Le personnage appelé ouvrit la porte tout juste autant qu’il le fallait pour que lui et son frère pussent passer l’un après l’autre. La raie de lumière, qui sortit inopinément par cette ouverture et se dessina sur le carrelage obscur du palier, fit tressaillir Lucia, comme si elle était découverte. Les frères étant entrés, Tonio tira la porte après lui. Les fiancés demeurèrent immobiles dans les ténèbres, prêtant l’oreille, retenant leur souffle ; le bruit le plus fort était le battement que faisait le pauvre cœur de Lucia.
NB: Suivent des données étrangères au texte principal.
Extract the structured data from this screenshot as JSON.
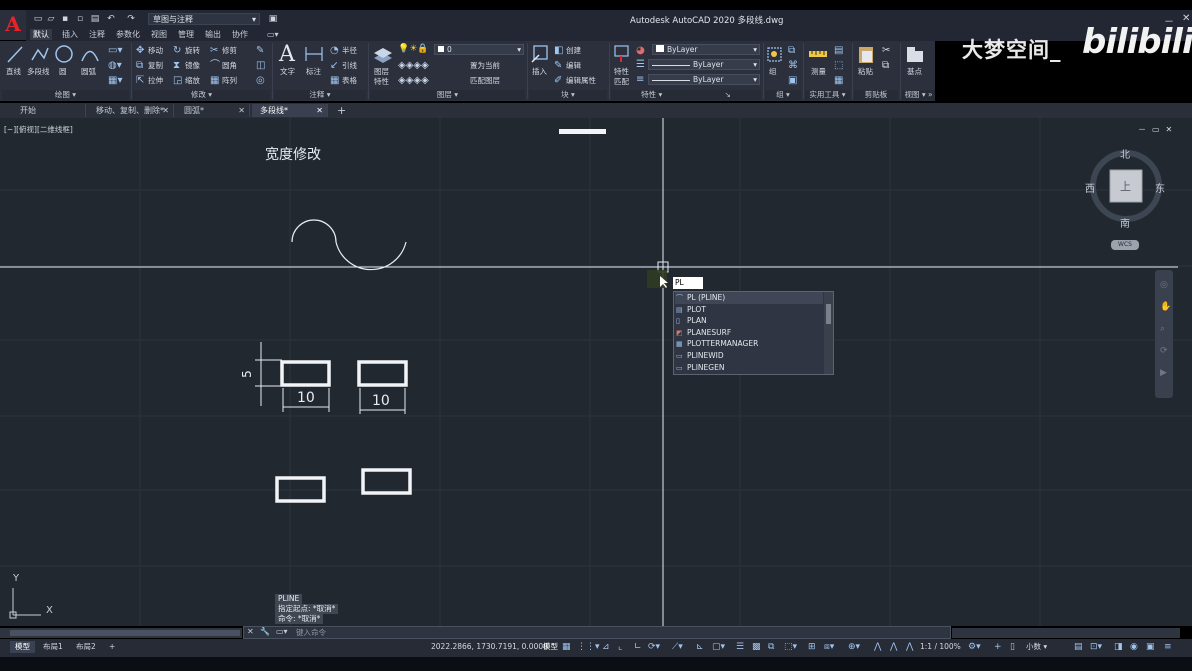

Don Abbondio, assis, comme nous l’avons dit, sur un vieux fauteuil, était enveloppé d’une vieille soutane, coiffé d’un vieux bonnet, à bourrelet circulaire[1] qui lui faisait comme une bordure autour du visage, sur lequel une petite lampe projetait sa faible lumière. Deux épaisses touffes de cheveux, qui s’échappaient de dessous le bonnet, deux épais sourcils, deux épaisses moustaches, un épais bouquet de barbe au menton, tout cela blanchi par les ans, tout cela épars sur cette face brune et ridée, pouvait se comparer à des buissons couverts de neige sortant d’une ruine de rochers, au clair de la lune.
« Ah ! ah ! fut son salut pendant qu’il ôtait ses lunettes et les mettait dans le petit livre.
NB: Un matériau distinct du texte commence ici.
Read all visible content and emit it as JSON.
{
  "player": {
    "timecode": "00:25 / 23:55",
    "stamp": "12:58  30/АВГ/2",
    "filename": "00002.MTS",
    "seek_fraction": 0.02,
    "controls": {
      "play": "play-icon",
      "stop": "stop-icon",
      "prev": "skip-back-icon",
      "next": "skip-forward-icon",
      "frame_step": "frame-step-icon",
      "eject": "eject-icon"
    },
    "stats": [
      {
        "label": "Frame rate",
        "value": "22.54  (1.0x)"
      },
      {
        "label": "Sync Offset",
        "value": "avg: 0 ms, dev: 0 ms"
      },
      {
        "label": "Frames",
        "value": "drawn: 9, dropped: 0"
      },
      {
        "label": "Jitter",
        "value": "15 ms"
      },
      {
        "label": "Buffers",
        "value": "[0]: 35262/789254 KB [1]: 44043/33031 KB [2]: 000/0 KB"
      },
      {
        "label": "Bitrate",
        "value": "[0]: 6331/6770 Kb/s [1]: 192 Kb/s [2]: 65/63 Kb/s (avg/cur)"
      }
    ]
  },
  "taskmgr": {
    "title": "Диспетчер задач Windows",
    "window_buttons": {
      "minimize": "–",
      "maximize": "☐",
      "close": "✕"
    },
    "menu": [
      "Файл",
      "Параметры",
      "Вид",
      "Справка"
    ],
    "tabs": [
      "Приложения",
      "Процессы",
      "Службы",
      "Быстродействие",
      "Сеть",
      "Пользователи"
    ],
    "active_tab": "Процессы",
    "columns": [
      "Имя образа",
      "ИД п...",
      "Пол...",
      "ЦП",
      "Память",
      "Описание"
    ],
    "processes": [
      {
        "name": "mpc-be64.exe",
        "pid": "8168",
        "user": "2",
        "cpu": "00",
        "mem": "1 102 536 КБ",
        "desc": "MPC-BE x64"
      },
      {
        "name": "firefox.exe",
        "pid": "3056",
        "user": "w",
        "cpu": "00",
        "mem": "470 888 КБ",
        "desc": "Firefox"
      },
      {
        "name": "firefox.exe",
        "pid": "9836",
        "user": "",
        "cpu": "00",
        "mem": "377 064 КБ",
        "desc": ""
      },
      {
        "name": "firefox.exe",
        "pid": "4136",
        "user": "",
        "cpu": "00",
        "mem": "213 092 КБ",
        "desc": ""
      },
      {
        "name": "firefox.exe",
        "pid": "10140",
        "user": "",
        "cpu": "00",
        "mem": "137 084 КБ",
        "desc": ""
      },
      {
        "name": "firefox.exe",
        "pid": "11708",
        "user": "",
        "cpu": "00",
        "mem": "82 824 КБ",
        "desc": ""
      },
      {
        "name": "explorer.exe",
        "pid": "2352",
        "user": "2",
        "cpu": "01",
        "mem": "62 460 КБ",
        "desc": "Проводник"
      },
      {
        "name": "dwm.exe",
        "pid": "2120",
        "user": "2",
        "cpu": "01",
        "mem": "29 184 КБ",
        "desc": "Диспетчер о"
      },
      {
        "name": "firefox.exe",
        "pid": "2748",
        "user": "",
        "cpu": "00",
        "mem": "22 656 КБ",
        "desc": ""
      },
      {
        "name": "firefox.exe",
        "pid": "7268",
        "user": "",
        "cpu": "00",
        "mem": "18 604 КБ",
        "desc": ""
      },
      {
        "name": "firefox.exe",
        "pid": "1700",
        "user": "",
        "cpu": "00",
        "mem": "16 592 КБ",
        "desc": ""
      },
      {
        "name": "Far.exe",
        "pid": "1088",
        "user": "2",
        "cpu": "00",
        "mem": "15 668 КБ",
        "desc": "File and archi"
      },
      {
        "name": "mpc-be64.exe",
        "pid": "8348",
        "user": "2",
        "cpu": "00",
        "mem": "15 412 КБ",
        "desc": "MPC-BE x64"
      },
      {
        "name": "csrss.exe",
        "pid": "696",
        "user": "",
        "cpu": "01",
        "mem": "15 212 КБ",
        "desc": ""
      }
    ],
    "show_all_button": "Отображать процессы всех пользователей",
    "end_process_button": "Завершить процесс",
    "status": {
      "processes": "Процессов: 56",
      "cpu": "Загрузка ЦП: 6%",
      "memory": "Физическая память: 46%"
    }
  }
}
— Monsieur le curé dira que je suis venu tard, dit Tonio en s’inclinant, ce que fit aussi, mais plus gauchement, Gervaso.
— Sûrement qu’il est tard : tard de toutes les manières. Vous savez, n’est-ce pas, que je suis malade ?
— Oh ! j’en suis fâché.
— Vous devez l’avoir entendu dire ; je suis malade, et je ne sais quand je pourrai sortir… Mais pourquoi avez-vous mené avec vous ce… ce garçon ?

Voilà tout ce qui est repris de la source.